Use these three examples to build a shard1 replica set:

  • Connect to any instance, for example we connect to member1.msb.com:
mongo --host member1.msb.com:27010
  • Initialize the shard1 replica set. We initialize the replica set with the following configuration:
rs.initiate({
    _id: "shard1",
    "members" : [
        {
            "_id": 0,
            "host" : "member1.msb.com:27010"
        },
        {
            "_id": 1,
            "host" : "member3.msb.com:27010"
        },
        {
            "_id": 2,
            "host" : "member5.msb.com:27010"
        }
    ]
});
2. Build config

Similar to shard1, we can build a config server. Execute the following commands on member1/member3/member5:

  • Run the config instance:
mongod --bind_ip 0.0.0.0 --replSet config --dbpath /data/config --logpath /data/config/mongod.log --port 27019 --fork --configsvr --wiredTigerCacheSizeGB 1
  • Connect to member1:
mongo --host member1.msb.com:27019
  • Initialize config replica set:
rs.initiate({
    _id: "config",
    "members" : [
        {
            "_id": 0,
            "host" : "member1.msb.com:27019"
        },
        {
            "_id": 1,
            "host" : "member3.msb.com:27019"
        },
        {
            "_id": 2,
            "host" : "member5.msb.com:27019"
        }
    ]
});
3. Build mongos

The construction of mongos is relatively simple. We build 3 mongos on member2/member4/member6. Note the following parameters:

  • configdb: Indicates the cluster address used by config;

Start building:

  • Run the mongos process:
mongos --bind_ip 0.0.0.0 --logpath /data/mongos/mongos.log --port 27017 --configdb config/member1.msb.com:27019,member3.msb.com:27019,member5.msb. com:27019 --fork
  • Connect to any mongos, here we use member1:
mongo --host member1.msb.com:27017
  • Add shard1 to the cluster:
sh.addShard("shard1/member1.msb.com:27010,member3.msb.com:27010,member5.msb.com:27010");
4. Test shard set

In the above example, we built a shard set with only 1 shard. Before continuing let’s test this shard set.

  • Connect to shard set:
mongo --host member1.msb.com:27017
sh.status();
  • Create a sharded table:
sh.enableSharding("foo");
sh.shardCollection("foo.bar", {_id: 'hashed'});
sh.status();
  • Write any amount of data:
use foo
for (var i = 0; i < 10000; i + + ) {
    db.bar.insert({i: i});
}
5. Add new shards to the shard set

Next, we build shard2 and add it to the shard set to observe the effect.

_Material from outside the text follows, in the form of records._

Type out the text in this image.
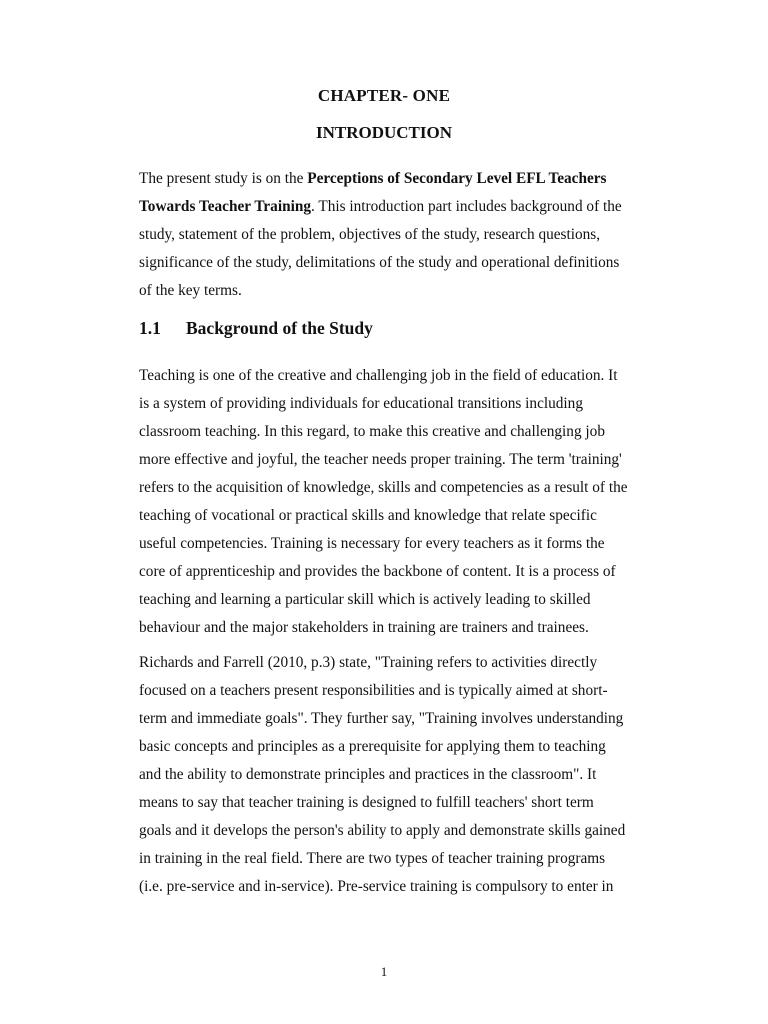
CHAPTER- ONE
INTRODUCTION

The present study is on the Perceptions of Secondary Level EFL Teachers
Towards Teacher Training. This introduction part includes background of the
study, statement of the problem, objectives of the study, research questions,
significance of the study, delimitations of the study and operational definitions
of the key terms.

1.1 Background of the Study

Teaching is one of the creative and challenging job in the field of education. It
is a system of providing individuals for educational transitions including
classroom teaching. In this regard, to make this creative and challenging job
more effective and joyful, the teacher needs proper training. The term 'training'
refers to the acquisition of knowledge, skills and competencies as a result of the
teaching of vocational or practical skills and knowledge that relate specific
useful competencies. Training is necessary for every teachers as it forms the
core of apprenticeship and provides the backbone of content. It is a process of
teaching and learning a particular skill which is actively leading to skilled
behaviour and the major stakeholders in training are trainers and trainees.

Richards and Farrell (2010, p.3) state, "Training refers to activities directly
focused on a teachers present responsibilities and is typically aimed at short-
term and immediate goals". They further say, "Training involves understanding
basic concepts and principles as a prerequisite for applying them to teaching
and the ability to demonstrate principles and practices in the classroom". It
means to say that teacher training is designed to fulfill teachers' short term
goals and it develops the person's ability to apply and demonstrate skills gained
in training in the real field. There are two types of teacher training programs
(i.e. pre-service and in-service). Pre-service training is compulsory to enter in

1
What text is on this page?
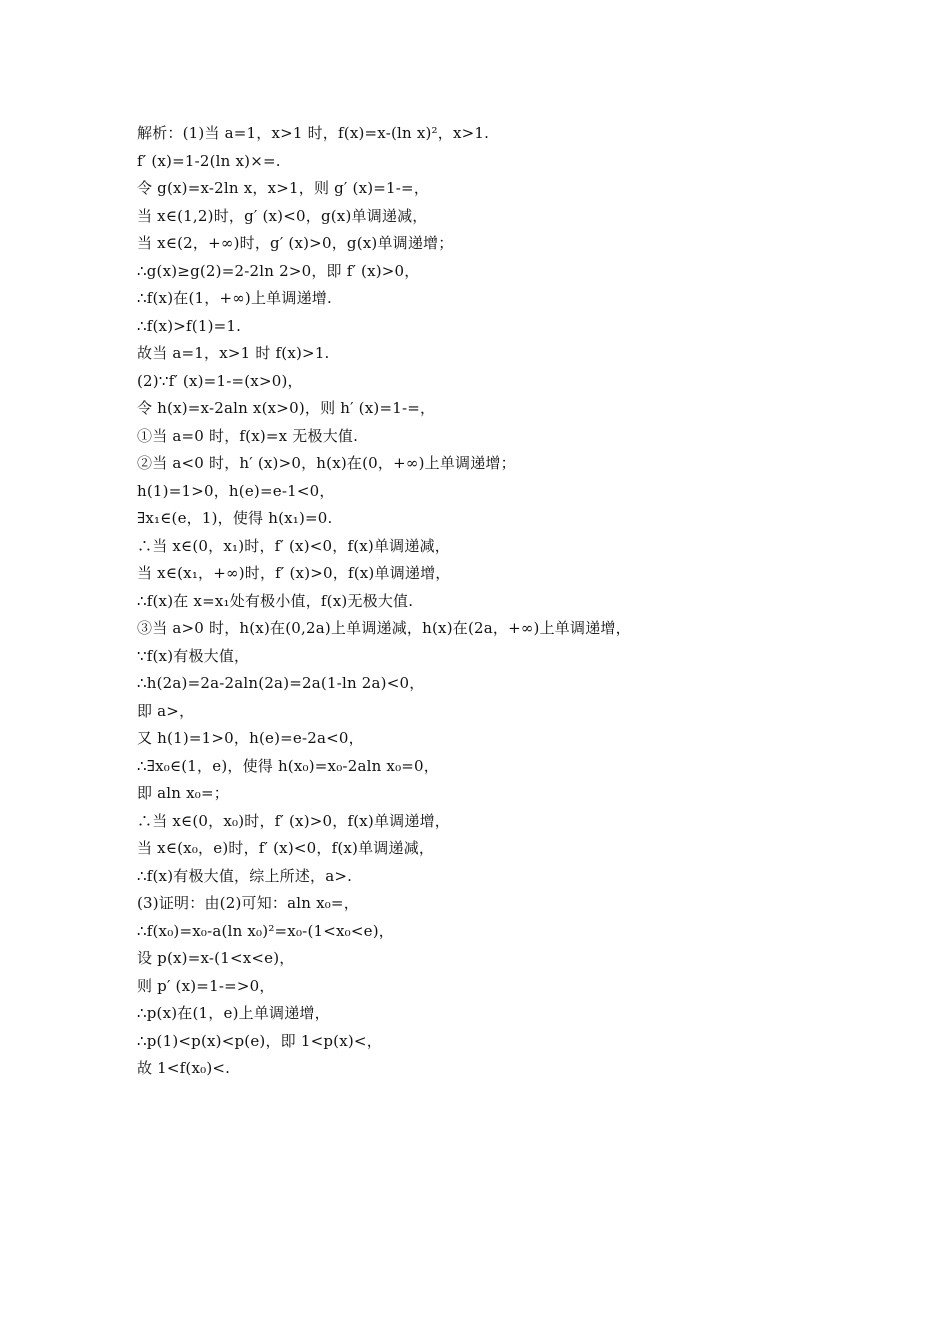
解析：(1)当 a=1，x>1 时，f(x)=x-(ln x)²，x>1.
f′ (x)=1-2(ln x)×=.
令 g(x)=x-2ln x，x>1，则 g′ (x)=1-=，
当 x∈(1,2)时，g′ (x)<0，g(x)单调递减，
当 x∈(2，+∞)时，g′ (x)>0，g(x)单调递增；
∴g(x)≥g(2)=2-2ln 2>0，即 f′ (x)>0，
∴f(x)在(1，+∞)上单调递增.
∴f(x)>f(1)=1.
故当 a=1，x>1 时 f(x)>1.
(2)∵f′ (x)=1-=(x>0)，
令 h(x)=x-2aln x(x>0)，则 h′ (x)=1-=，
①当 a=0 时，f(x)=x 无极大值.
②当 a<0 时，h′ (x)>0，h(x)在(0，+∞)上单调递增；
h(1)=1>0，h(e)=e-1<0，
∃x₁∈(e，1)，使得 h(x₁)=0.
∴当 x∈(0，x₁)时，f′ (x)<0，f(x)单调递减，
当 x∈(x₁，+∞)时，f′ (x)>0，f(x)单调递增，
∴f(x)在 x=x₁处有极小值，f(x)无极大值.
③当 a>0 时，h(x)在(0,2a)上单调递减，h(x)在(2a，+∞)上单调递增，
∵f(x)有极大值，
∴h(2a)=2a-2aln(2a)=2a(1-ln 2a)<0，
即 a>，
又 h(1)=1>0，h(e)=e-2a<0，
∴∃x₀∈(1，e)，使得 h(x₀)=x₀-2aln x₀=0，
即 aln x₀=；
∴当 x∈(0，x₀)时，f′ (x)>0，f(x)单调递增，
当 x∈(x₀，e)时，f′ (x)<0，f(x)单调递减，
∴f(x)有极大值，综上所述，a>.
(3)证明：由(2)可知：aln x₀=，
∴f(x₀)=x₀-a(ln x₀)²=x₀-(1<x₀<e)，
设 p(x)=x-(1<x<e)，
则 p′ (x)=1-=>0，
∴p(x)在(1，e)上单调递增，
∴p(1)<p(x)<p(e)，即 1<p(x)<，
故 1<f(x₀)<.
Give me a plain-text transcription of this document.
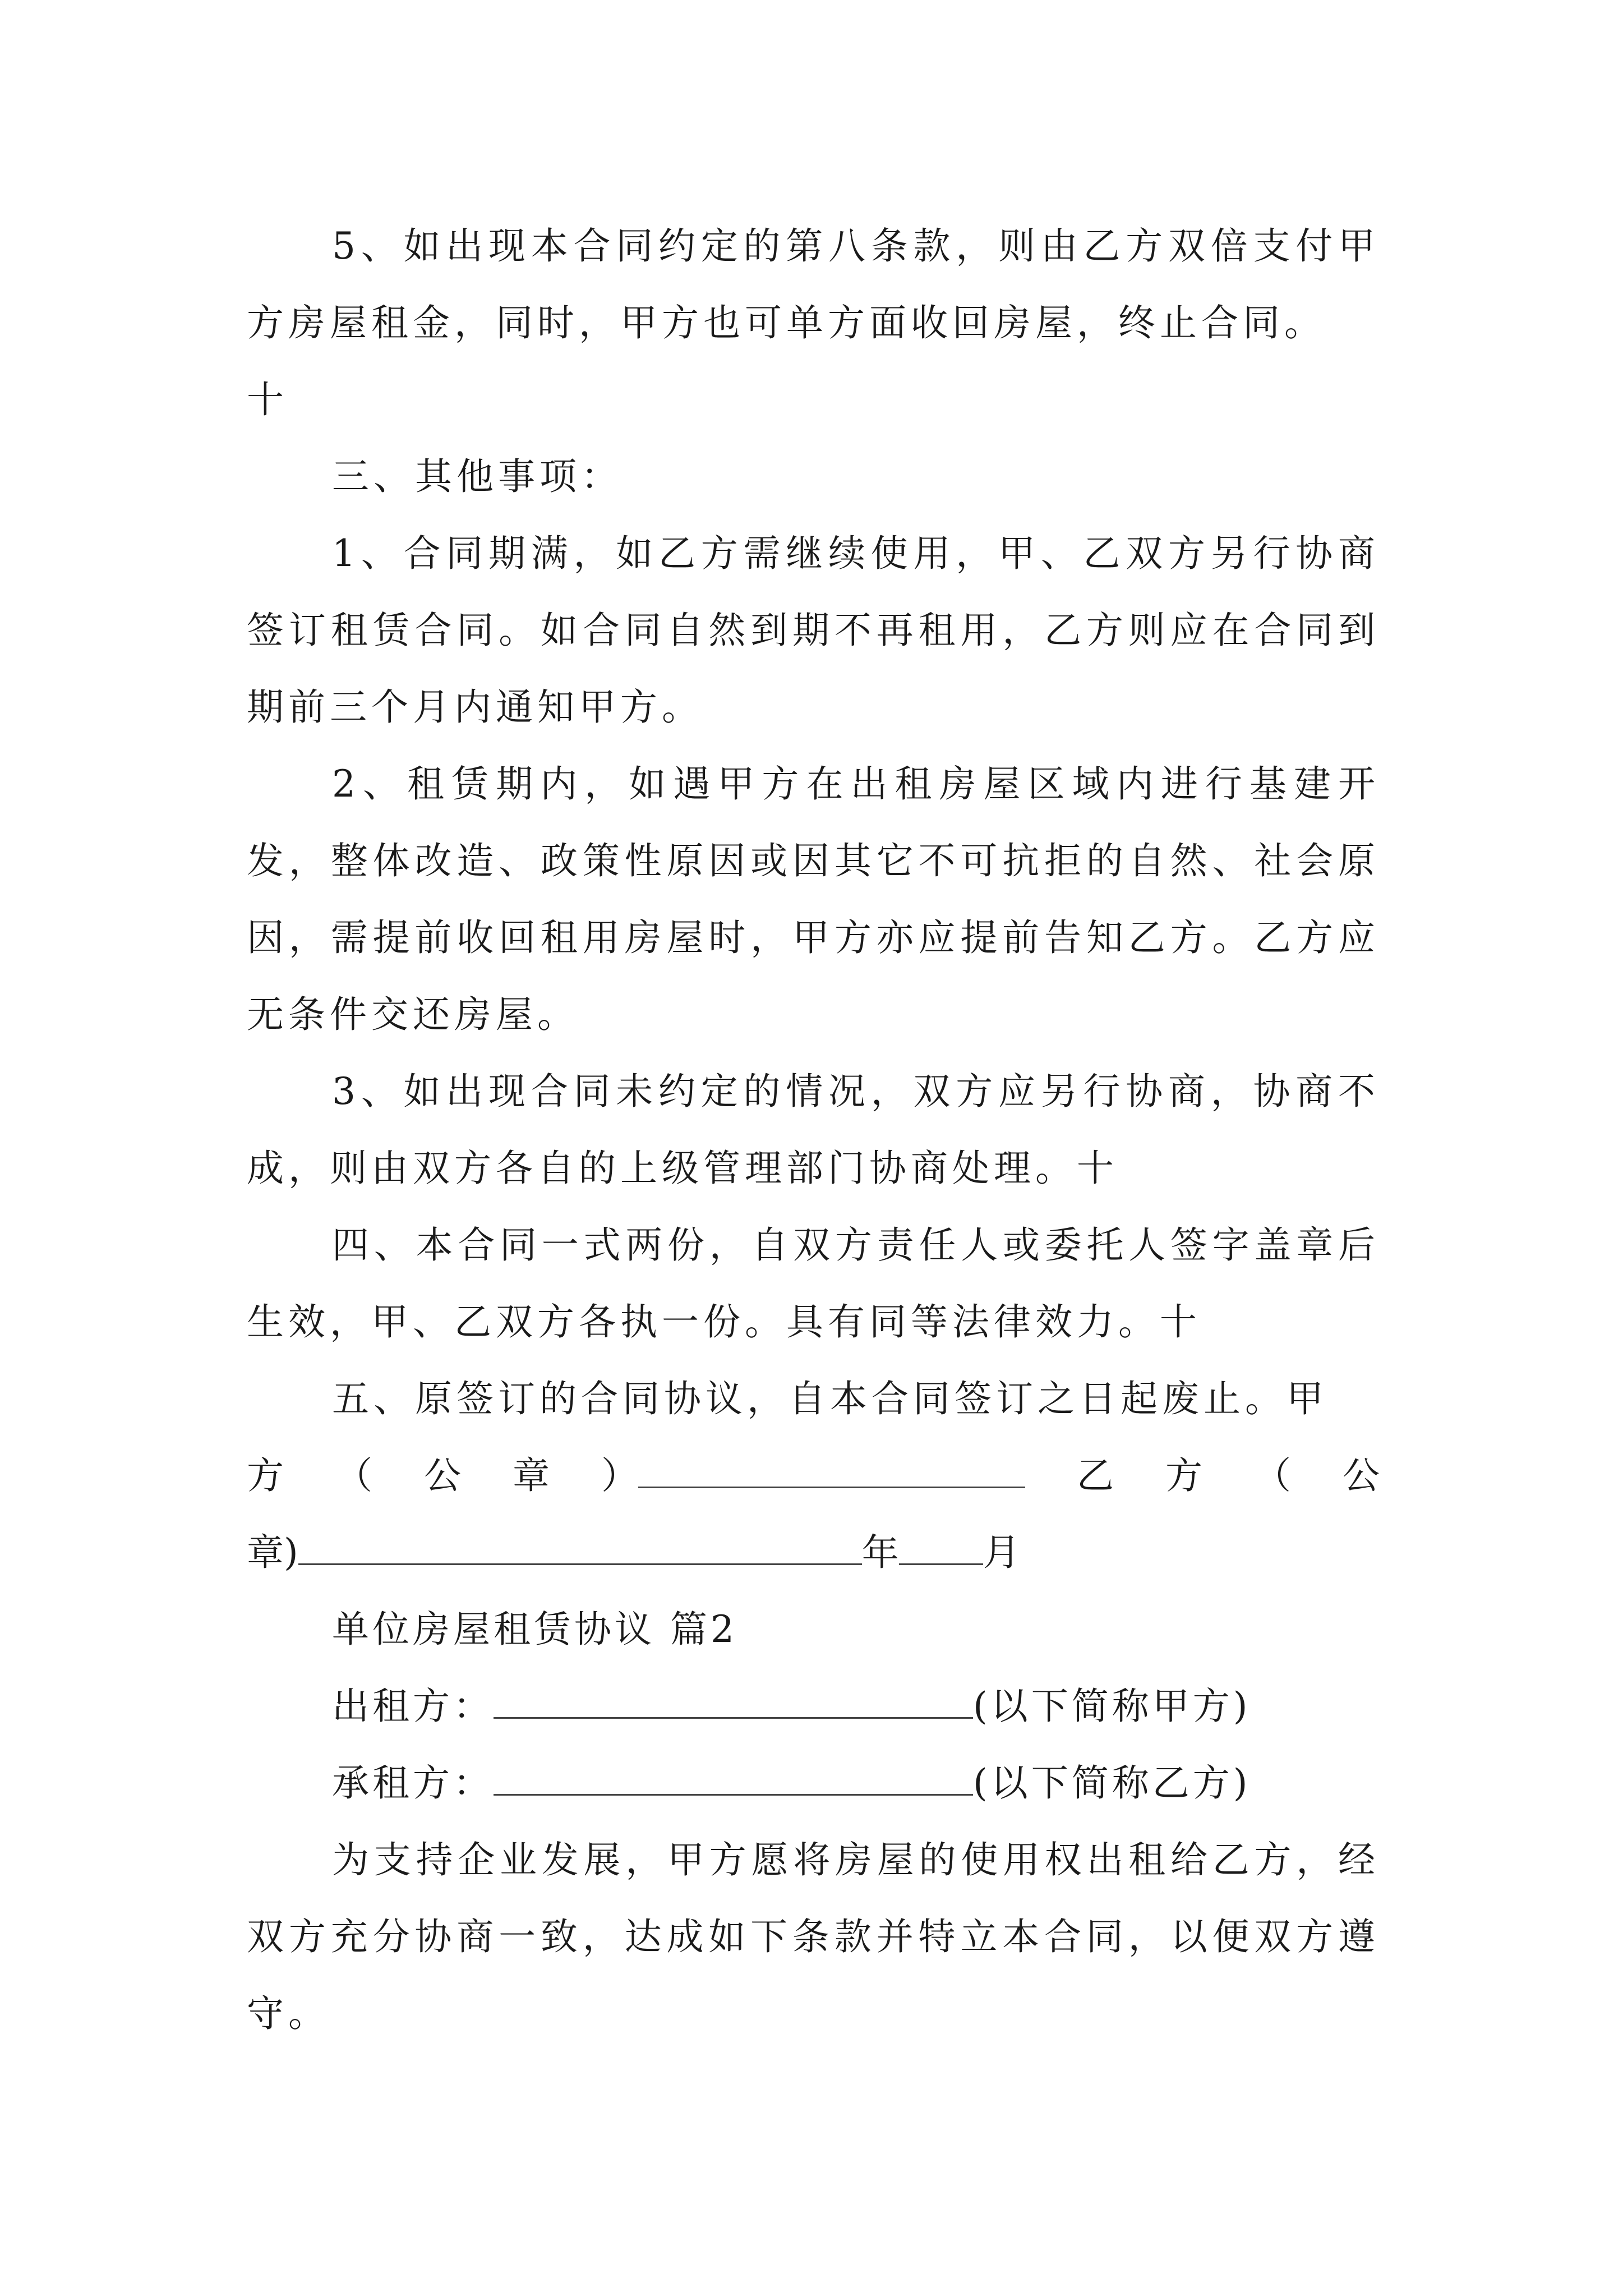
5、如出现本合同约定的第八条款，则由乙方双倍支付甲方房屋租金，同时，甲方也可单方面收回房屋，终止合同。

十

三、其他事项：

1、合同期满，如乙方需继续使用，甲、乙双方另行协商签订租赁合同。如合同自然到期不再租用，乙方则应在合同到期前三个月内通知甲方。

2、租赁期内，如遇甲方在出租房屋区域内进行基建开发，整体改造、政策性原因或因其它不可抗拒的自然、社会原因，需提前收回租用房屋时，甲方亦应提前告知乙方。乙方应无条件交还房屋。

3、如出现合同未约定的情况，双方应另行协商，协商不成，则由双方各自的上级管理部门协商处理。十

四、本合同一式两份，自双方责任人或委托人签字盖章后生效，甲、乙双方各执一份。具有同等法律效力。十

五、原签订的合同协议，自本合同签订之日起废止。甲

方 （ 公 章 ）	乙 方 （ 公

章)	年 月

单位房屋租赁协议 篇2

出租方：	(以下简称甲方)

承租方：	(以下简称乙方)

为支持企业发展，甲方愿将房屋的使用权出租给乙方，经双方充分协商一致，达成如下条款并特立本合同，以便双方遵守。
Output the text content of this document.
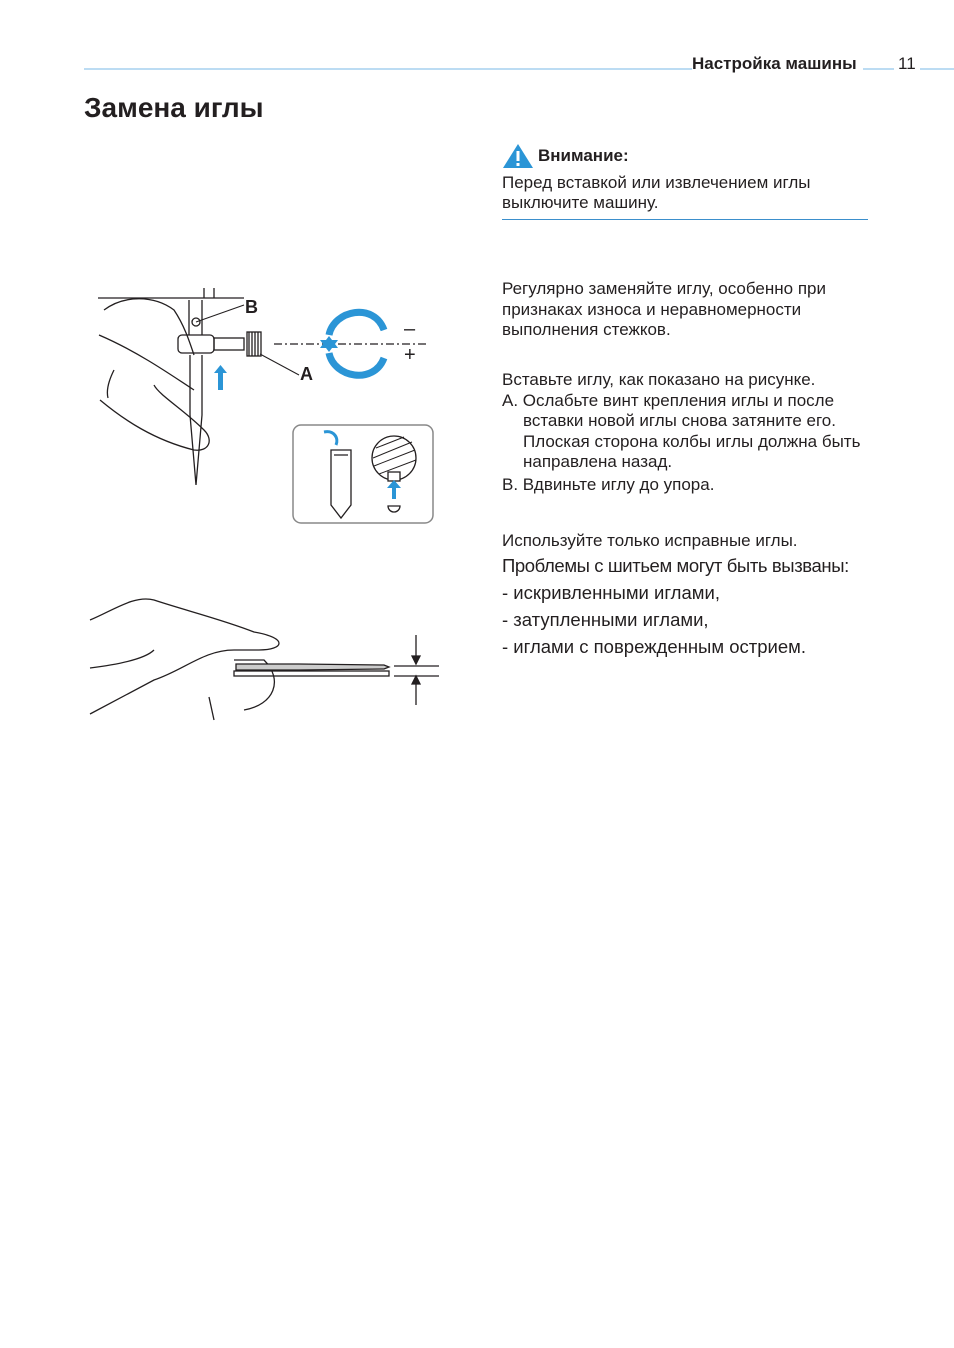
Настройка машины	11
Замена иглы
Внимание:
Перед вставкой или извлечением иглы выключите машину.
Регулярно заменяйте иглу, особенно при признаках износа и неравномерности выполнения стежков.

Вставьте иглу, как показано на рисунке.

A. Ослабьте винт крепления иглы и после вставки новой иглы снова затяните его. Плоская сторона колбы иглы должна быть направлена назад.

B. Вдвиньте иглу до упора.

Используйте только исправные иглы.

Проблемы с шитьем могут быть вызваны:

- искривленными иглами,

- затупленными иглами,

- иглами с поврежденным острием.

B
A
–
+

Use a method similar to shard1 to build shard2. Execute the following commands on member2/member4/member6:

mongod --bind_ip 0.0.0.0 --replSet shard2 --dbpath /data/shard2 --logpath /data/shard2/mongod.log --port 27011 --fork --shardsvr --wiredTigerCacheSizeGB 1

Use these three examples to build a shard2 replica set:

  • Connect to any instance, for example we connect to member2.msb.com:
mongo --host member2.msb.com:27011
  • Initialize the shard2 replica set. We initialize the replica set with the following configuration:
rs.initiate({
    _id: "shard2",
    "members" : [
        {
            "_id": 0,
            "host" : "member2.msb.com:27011"
        },
        {
            "_id": 1,
            "host" : "member4.msb.com:27011"
        },
        {
            "_id": 2,
            "host" : "member6.msb.com:27011"
        }
    ]
});
  • Connect to any mongos. member1 is used here:
mongo --host member1.msb.com:27017
  • Add shard2 to the cluster:
sh.addShard("shard2/member2.msb.com:27011,member4.msb.com:27011,member6.msb.com:27011");
  • Observe sh.status():
sh.status();

It can be found that the two chunks originally on shard1 have been balanced to shard2. This is MongoDB’s automatic balancing mechanism.